The Strongman was gaining on them. Alfred glanced over to see that the Batmobile was shooting some of its arsenal, small black Batdiscs that whirled straight for the gangsters terrorizing the crowd. The Batmobile turned in Alfred’s direction.

Now.

Alfred ducked as another Batdisc sailed over his head to connect with the Strongman’s cranium. The Tattooed Strongman fell, quite unconscious. Alfred stood again and smiled as the Batmobile wheeled past.

That was very nicely done.

Max couldn’t believe it. He had gotten away. It just proved, he guessed, what a pair of still-speedy legs and a bellyful of fear can do for you. But that fear could only take him so far. He had to stop for a moment, to catch his breath and decide on his next move. He darted down a side street, free at last of all but a few members of the screaming mob.

Max’s steps slowed even more as he felt hot air coming up from a sewer grate below his feet. It felt oddly warm and reassuring compared to the winter chill around him, especially now that the sweat on his face and hands was exposed to the Gotham wind.

Maybe he should stop here for a moment or two and reconnoiter, perhaps figure out exactly what was going on here. After all, he had just survived threats from criminals, a speedy chase, and a near capture.

For the first time, Max wondered if there was some way he could turn all this to his advantage.

Action always helped.

He’d taken care of the worst of this band of thugs in the middle of Gotham Plaza. Now he had to mop up the trash on the outskirts. He turned the Batmobile toward three more of the criminals who seemed intent on destroying the surrounding stores.

These three were dressed as clowns. Batman found that particularly appropriate. He angled the Batmobile slightly so that all three were directly in his path, then pressed the accelerator. The clowns turned and fired on him. The bullets bounced harmlessly off the car’s exoskeleton as the Batmobile sped toward its prey.
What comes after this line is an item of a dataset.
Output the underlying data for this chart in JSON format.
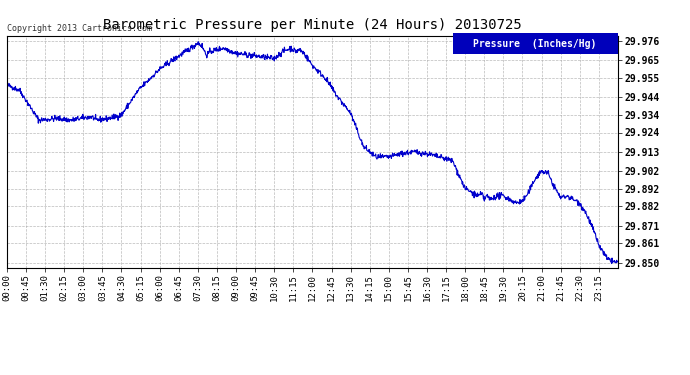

One clown managed to jump free, but the other two bounced smartly off the hood. He’d come back for the third in a moment. Batman turned the wheel to follow another fellow who was breathing fire on the window displays of a toy store.

Wait a moment. Both of those clowns had still managed to cling to the hood, and one was firing at his windshield. And that clown he missed was firing at him from behind. Sometimes, these felons simply didn’t know when they were beaten.

Batman hit the brakes.

The Batmobile stopped abruptly, launching both clowns forward into the Fire Breather. All three of them fell into the smashed window display.

Batman had one clown to go.

He twisted the knob to activate the hydraulic lift. In a matter of seconds, the lift’s steel framework unfolded from the car’s undercarriage and jacked the entire Batmobile off the ground, spinning the vehicle completely around so that the toy store was now to the Batmobile’s rear.